Does Russell Wattenberg love books? And how!
"Russell believes every book has a home somewhere," says Dick Macksey. Indeed, he spends his days trying to place millions of unwanted or abandoned books, orphans, so to speak. "I think he gets up in the morning to find people who will want all these books, as if they [the books] have a personality, " says Mr. Macksey, a friend, a member of the board of directors, and a volunteer at Mr. Wattenberg's peculiar charity.
You could call it an idée fixe, a notion that's put a half nelson on his brain, an obsession. Or you could call it what everybody else does: The Book Thing. That's the name Wattenberg chose when he started to gather books to give away at schools, in jails, on street corners, and from a dank basement near The Johns Hopkins University campus.
"At no point did I consciously think I was going to give away books," says Wattenberg. Nor was he animated by an epiphany of some sort. It was more like a benign impulse, such as that felt by someone holding a door for someone in need: no big thing for the door opener, important for the one enabled to pass.
Thirteen words describe Wattenberg's purpose: "taking books people don't want and giving them to people who want them."

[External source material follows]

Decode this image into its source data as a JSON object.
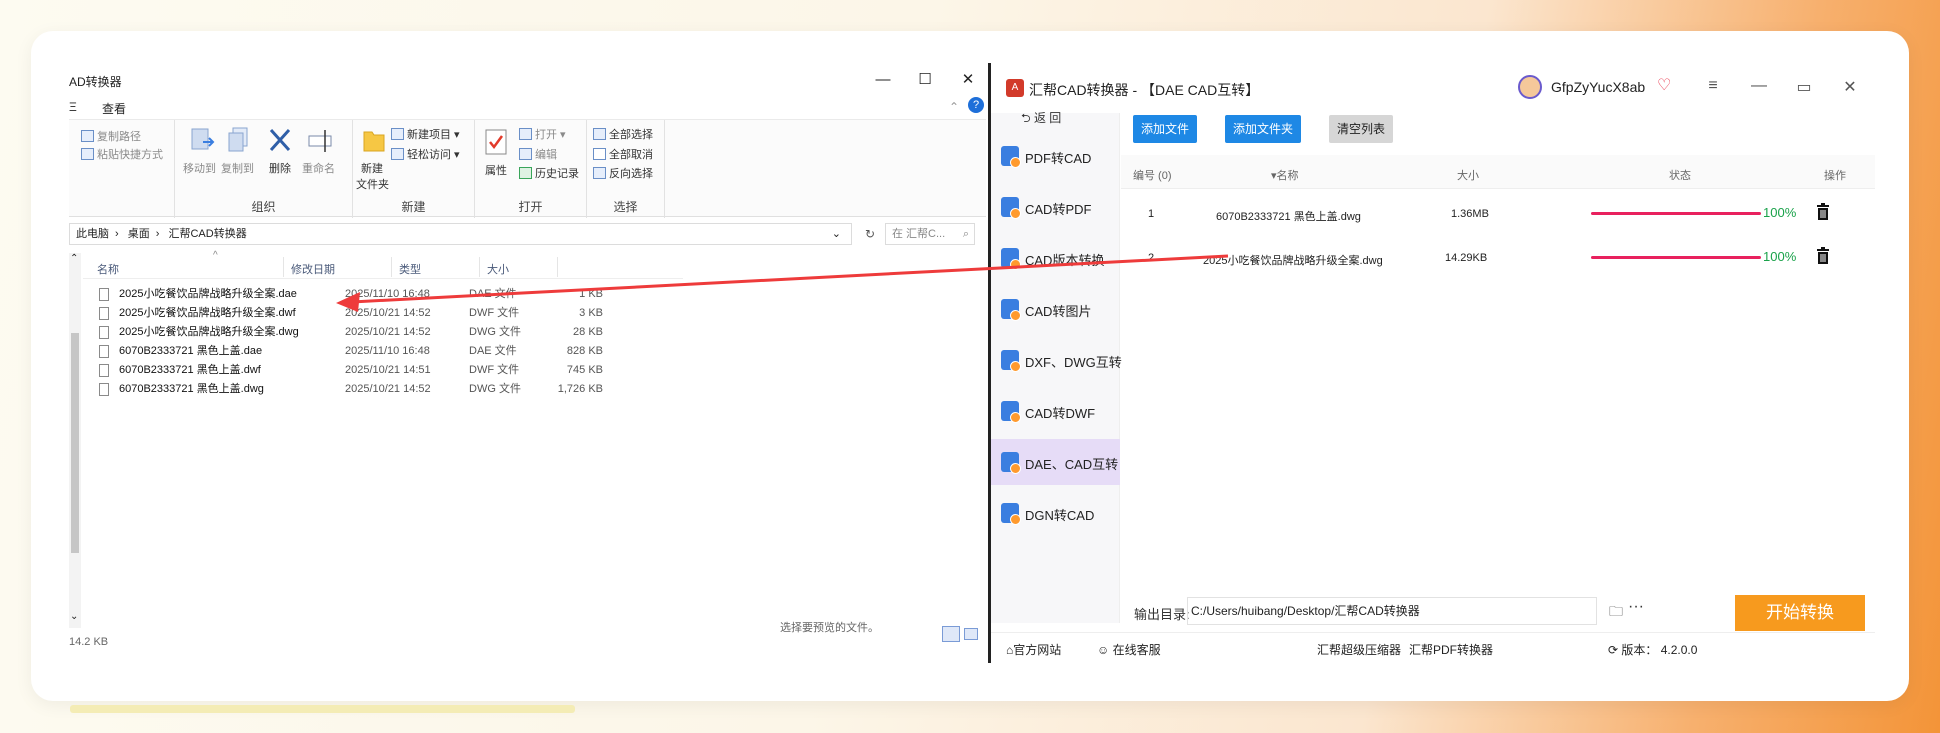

Wattenberg is 35, big, somewhat on the wide side. Much of his face hides behind a beard as big as a cloud. He's unkempt, favoring T-shirts from thrift shops. He draws a meager salary for his labors and lives like a monk in a small apartment with his cat, Miss Marple. He's amiable, a bit quick with the Brooklyn back talk, and actually charismatic, at least to some among the scores of volunteers who keep his enterprise going.
He's modest, claiming he's recycling rather than gift-giving: "I'm a middleman; say somebody has a load of National Geographic magazines and offers them to a school. The principal can't take them. We take them. Then teachers from that school come and take them back to the school.